Inducing from H = A_3 = {e,(123),(132)} (index 2) up to G = S_3.
A_3 = Z/3Z is abelian, three 1-dim characters psi_0, psi_1, psi_2
with psi_j((123)) = omega^j, omega = e^{2 pi i /3}.
Induce the trivial psi_0 of A_3: dim = [S_3:A_3]*1 = 2.
Its character on classes (e,(12),(123)) is
Ind psi_0 (e) = 2
Ind psi_0 ((12)) = 0 (transpositions have no A_3-conjugate fixed)
Ind psi_0 ((123)) = psi_0((123)) + psi_0((132)) = 1 + 1 = 2
=> character (2, 0, 2) = trivial (+) sign of S_3. (reducible)
Induce psi_1 instead: character (2, 0, omega + omega^2) = (2, 0, -1)
=> exactly the STANDARD irreducible of S_3.
Check by Frobenius reciprocity: <Ind psi_1, standard>_{S_3}
= <psi_1, Res standard>_{A_3} = 1. OKCharacters as the shadow of an algebra
Step back to the group algebra. Because C[G] is a semisimple ring, the Artin–Wedderburn theorem says it splits as a product of matrix algebras: C[G] ≅ ∏ᵢ Mat_{dᵢ}(C), one factor per irreducible, of size its degree dᵢ. Comparing dimensions on both sides recovers Σ dᵢ² = |G| instantly. Everything about characters — orthogonality, the count of irreducibles, the regular representation — is the structure of this product of matrix rings, viewed through the trace.

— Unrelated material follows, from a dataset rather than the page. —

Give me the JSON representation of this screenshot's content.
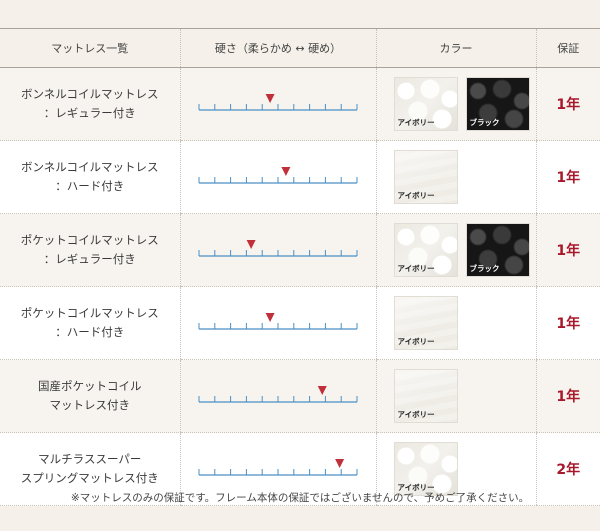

Letting the group be infinite
What survives when G is a continuous group like the circle U(1) or the rotation group SO(3)? The key move was averaging (1/|G|) Σ_g. For a compact group there is a unique invariant probability measure — Haar measure — so averaging becomes integration ∫_G ⋯ dg. With that single substitution, Maschke, Schur, and orthogonality all go through verbatim: every finite-dimensional representation is completely reducible and characters are still orthonormal class functions.
The finite-group statement that C[G] decomposes into matrix blocks containing every irreducible becomes the Peter–Weyl theorem: the matrix coefficients of the irreducible representations form an orthonormal basis of L²(G). For U(1) this is precisely the classical Fourier series — its irreducibles are the characters z ↦ zⁿ, and Peter–Weyl is the completeness of {eⁱⁿᵗ}. Representation theory thus contains harmonic analysis as the abelian special case.